What construction companies, their risk managers and their insurers need is future-forward climate risk analytics vs. historical data when assessing how climate change can, and will, impact their business and the global economy.
Amar Rahman at Zurich said “it’s like looking in a rear view mirror to understand what the future holds, and that doesn’t work.” Risk managers are turning to forward-looking climate risk modeling to understand looming threats and find new ways to adapt. During my discussion at the conference, the panel members discussed how climate change is impacting construction risk management and how historical data is a poor indicator of future trends.
What historical data can show is a trend for higher weather-related losses over the last 20 or 30 years.
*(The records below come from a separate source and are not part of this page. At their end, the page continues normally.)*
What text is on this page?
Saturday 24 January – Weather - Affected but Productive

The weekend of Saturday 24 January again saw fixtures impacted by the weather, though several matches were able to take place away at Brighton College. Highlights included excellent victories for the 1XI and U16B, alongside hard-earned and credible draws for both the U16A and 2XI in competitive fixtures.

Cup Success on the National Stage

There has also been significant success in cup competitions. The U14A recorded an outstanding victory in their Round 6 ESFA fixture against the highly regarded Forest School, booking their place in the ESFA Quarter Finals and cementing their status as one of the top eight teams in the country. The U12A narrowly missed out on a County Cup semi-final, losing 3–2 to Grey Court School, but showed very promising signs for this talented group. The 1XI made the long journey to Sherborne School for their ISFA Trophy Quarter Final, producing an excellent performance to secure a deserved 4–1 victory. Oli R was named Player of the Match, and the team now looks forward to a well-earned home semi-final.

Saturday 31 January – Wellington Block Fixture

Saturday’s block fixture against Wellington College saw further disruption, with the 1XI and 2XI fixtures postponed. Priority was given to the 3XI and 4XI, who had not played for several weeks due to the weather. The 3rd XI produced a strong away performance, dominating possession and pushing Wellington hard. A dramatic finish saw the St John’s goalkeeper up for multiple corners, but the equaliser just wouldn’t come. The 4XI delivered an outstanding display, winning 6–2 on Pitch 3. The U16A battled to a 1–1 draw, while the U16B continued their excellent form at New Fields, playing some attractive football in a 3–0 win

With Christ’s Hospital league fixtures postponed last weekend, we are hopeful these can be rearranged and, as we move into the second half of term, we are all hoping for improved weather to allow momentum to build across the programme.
But the pace of losses from most perils is accelerating and forward-looking models are a much better indicator for future trends. Hampered by a historical focus and other shortcomings, cat models can’t adequately quantify future risk in a rapidly changing climate vs analytics based on best-in-science climate models give the construction industry and insurers a far-sighted assessment of climate-driven impacts.
If we look at return periods for severe weather events we see that they are rapidly shortening. When we talk about one-in-500-year events, we know that those assumptions are false. The US Gulf of Mexico has had three one-in-500-year events in 5 years so return periods are much shorter than we originally thought.
When asked for his perspective, Amar Rahman, global head of climate change resilience services at Zurich said “people tend to think of perils, such as wind or flood, in isolation, but there is now more and more interaction between perils.” “Sea level rises and increasing hurricanes and tornadoes are leading to flooding deeper inland, impacting places that traditionally have not had flooding.”
With these cascading events, construction risk managers are looking to build resilience to future proof their businesses so that when presenting risk to the insurance market, they are in a better position. That was the opinion of Tracie Thompson, global head of ESG and climate at Aon. She noted that underwriting is moving from an art to a science, based on forward thinking.
“It’s about how we can help clients build resilience based on the data that allows them to access risk capital. And historical data is not lending itself to underwriting models anymore.”
On my panel was risk manager Steven Carney from Copenhagen Infrastructure Service Company (CISC), who talked about how risk professionals are using models at a very early stage in developing projects. “We are doing early nat cat screenings, both to see the risks right now, as well as looking at the lifetime of the asset,” he said. If you access the technology earlier you can avoid many issues, he added.
The one thing that rang true for the audience was not only that climate change is here and it’s already impacting the construction industry, but that forward-looking climate risk modeling is a necessity for planning, adaptation and building resilience.